Get started with H2O in 3 easy steps
1. Download H2O. This is a zip file that contains everything you need to get started.
2. From your terminal, run:
cd ~/Downloads
unzip h2o-3.0.1.1.zip
cd h2o-3.0.1.1
java -jar h2o.jar
3. Point your browser to http://localhost:54321
Use H2O directly from Python
1. Prerequisite: Python 2.7
2. Install dependencies:
pip install requests
pip install tabulate
At the command line, copy and paste these commands one line at a time:
# The following command removes the H2O module for Python.
pip uninstall h2o
# Next, use pip to install this version of the H2O Python module.
pip install /Python/h2o-3.0.1.1-py2.py3-none-any.whl
Use H2O directly from R
Copy and paste these commands into R one line at a time:
# The following two commands remove any previously installed H2O packages for R.
if ("package:h2o" %in% search()) { detach("package:h2o", unload=TRUE) }
if ("h2o" %in% rownames(installed.packages())) { remove.packages("h2o") }
# Next, we download packages that H2O depends on.

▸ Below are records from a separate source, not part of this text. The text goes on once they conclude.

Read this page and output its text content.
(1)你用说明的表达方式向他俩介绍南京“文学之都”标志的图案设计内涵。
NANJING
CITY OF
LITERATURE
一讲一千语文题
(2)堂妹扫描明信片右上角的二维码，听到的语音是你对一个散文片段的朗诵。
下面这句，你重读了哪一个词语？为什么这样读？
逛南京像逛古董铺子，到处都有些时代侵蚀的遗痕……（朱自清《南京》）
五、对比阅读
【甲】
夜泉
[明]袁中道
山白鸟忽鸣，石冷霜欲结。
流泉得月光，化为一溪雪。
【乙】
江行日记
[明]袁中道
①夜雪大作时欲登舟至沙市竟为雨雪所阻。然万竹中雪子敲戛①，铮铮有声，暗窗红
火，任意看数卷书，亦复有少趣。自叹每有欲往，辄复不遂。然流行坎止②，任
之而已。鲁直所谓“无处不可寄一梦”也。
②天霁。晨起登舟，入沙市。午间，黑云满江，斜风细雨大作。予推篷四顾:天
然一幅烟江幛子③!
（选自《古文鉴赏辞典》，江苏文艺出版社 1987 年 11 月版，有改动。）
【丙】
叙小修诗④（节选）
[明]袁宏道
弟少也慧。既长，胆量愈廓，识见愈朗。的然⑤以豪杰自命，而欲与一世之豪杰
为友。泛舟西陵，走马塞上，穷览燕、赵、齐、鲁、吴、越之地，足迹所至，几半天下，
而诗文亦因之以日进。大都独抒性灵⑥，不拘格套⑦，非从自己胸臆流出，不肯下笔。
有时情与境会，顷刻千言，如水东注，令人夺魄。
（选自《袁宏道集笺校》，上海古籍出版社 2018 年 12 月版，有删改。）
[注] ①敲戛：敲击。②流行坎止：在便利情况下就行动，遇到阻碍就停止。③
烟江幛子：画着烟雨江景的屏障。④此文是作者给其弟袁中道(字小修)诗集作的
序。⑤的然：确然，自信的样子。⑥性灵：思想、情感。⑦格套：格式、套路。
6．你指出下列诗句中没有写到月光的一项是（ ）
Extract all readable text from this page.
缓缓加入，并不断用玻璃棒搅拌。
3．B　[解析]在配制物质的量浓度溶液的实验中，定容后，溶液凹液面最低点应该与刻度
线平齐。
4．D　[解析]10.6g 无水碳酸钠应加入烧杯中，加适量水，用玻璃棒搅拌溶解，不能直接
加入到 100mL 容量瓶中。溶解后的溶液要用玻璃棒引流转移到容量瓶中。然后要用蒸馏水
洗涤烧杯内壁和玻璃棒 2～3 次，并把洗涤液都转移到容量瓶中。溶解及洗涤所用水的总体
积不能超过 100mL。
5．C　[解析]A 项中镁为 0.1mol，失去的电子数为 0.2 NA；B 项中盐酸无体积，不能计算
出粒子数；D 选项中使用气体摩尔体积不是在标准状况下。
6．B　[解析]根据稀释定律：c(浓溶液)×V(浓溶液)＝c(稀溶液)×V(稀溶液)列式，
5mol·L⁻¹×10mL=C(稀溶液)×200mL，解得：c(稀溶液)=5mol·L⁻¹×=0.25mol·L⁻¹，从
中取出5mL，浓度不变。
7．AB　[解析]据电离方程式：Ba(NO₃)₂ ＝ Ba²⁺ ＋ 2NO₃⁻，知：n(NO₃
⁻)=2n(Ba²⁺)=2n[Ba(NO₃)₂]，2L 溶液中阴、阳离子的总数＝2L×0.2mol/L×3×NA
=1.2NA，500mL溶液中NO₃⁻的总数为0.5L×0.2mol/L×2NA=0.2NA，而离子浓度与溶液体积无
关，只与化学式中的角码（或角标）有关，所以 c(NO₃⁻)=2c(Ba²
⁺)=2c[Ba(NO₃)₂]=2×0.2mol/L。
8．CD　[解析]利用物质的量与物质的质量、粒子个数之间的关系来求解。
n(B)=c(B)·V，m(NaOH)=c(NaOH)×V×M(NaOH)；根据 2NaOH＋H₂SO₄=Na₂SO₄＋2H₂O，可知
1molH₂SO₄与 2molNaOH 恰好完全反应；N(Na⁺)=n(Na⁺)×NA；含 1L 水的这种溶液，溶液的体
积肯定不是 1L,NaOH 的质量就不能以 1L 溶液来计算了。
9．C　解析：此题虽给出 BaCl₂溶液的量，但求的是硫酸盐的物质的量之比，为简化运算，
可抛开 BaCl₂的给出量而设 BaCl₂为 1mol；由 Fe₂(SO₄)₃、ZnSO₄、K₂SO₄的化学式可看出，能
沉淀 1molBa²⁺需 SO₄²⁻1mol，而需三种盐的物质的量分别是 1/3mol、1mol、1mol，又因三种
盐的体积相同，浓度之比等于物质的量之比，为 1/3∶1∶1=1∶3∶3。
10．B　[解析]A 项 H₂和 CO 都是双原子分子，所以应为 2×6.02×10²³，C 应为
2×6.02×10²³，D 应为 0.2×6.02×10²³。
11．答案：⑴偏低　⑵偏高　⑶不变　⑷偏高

if (! ("methods" %in% rownames(installed.packages()))) { install.packages("methods") }
if (! ("statmod" %in% rownames(installed.packages()))) { install.packages("statmod") }
if (! ("stats" %in% rownames(installed.packages()))) { install.packages("stats") }
if (! ("graphics" %in% rownames(installed.packages()))) { install.packages("graphics") }
if (! ("RCurl" %in% rownames(installed.packages()))) { install.packages("RCurl") }
if (! ("rjson" %in% rownames(installed.packages()))) { install.packages("rjson") }
if (! ("tools" %in% rownames(installed.packages()))) { install.packages("tools") }
if (! ("utils" %in% rownames(installed.packages()))) { install.packages("utils") }
# Now we download, install and initialize the H2O package for R.
install.packages("h2o", type="source", repos=(c("/R")))
library(h2o)
localH2O = h2o.init()
# Finally, let's run a demo to see H2O at work.
demo(h2o.kmeans)
Run H2O on Hadoop in just 3 steps
1. Download H2O for your version of Hadoop. This is a zip file that contains everything you need to get started.
wget /h2o-3.0.1.1-cdh5.2.zip
wget /h2o-3.0.1.1-cdh5.3.zip
wget /h2o-3.0.1.1-cdh5.4.2.zip
wget /h2o-3.0.1.1-hdp2.1.zip
wget /h2o-3.0.1.1-hdp2.2.zip
wget /h2o-3.0.1.1-mapr3.1.1.zip
wget /h2o-3.0.1.1-mapr4.0.1.zip
2. Unpack the zip file and launch a 6g instance of H2O:
unzip h2o-3.0.1.1-*.zip
cd h2o-3.0.1.1-*
hadoop jar h2odriver.jar -nodes 1 -mapperXmx 6g -output hdfsOutputDirName
3. Point your browser to one of the H2O nodes (i.e. "H2O node ... reports H2O cluster size" in the output below):
Determining driver host interface for mapper->driver callback...
[Possible callback IP address: 172.16.2.181]
[Possible callback IP address: 127.0.0.1]
...
Waiting for H2O cluster to come up...
H2O node 172.16.2.184:54321 requested flatfile
Sending flatfiles to nodes...
[Sending flatfile to node 172.16.2.184:54321]
H2O node 172.16.2.184:54321 reports H2O cluster size 1
H2O cluster (1 nodes) is up
Blocking until the H2O cluster shuts down...
Gradle-style specification for Maven artifacts
See the h2o-droplets github repository for a working example.
def h2oProjectVersion = "3.0.1.1"
repositories {
maven {
url "/maven/repo/"
}
}
dependencies {
compile "ai.h2o:h2o-core:${h2oProjectVersion}"
compile "ai.h2o:h2o-algos:${h2oProjectVersion}"
compile "ai.h2o:h2o-web:${h2oProjectVersion}"
compile "ai.h2o:h2o-app:${h2oProjectVersion}"
}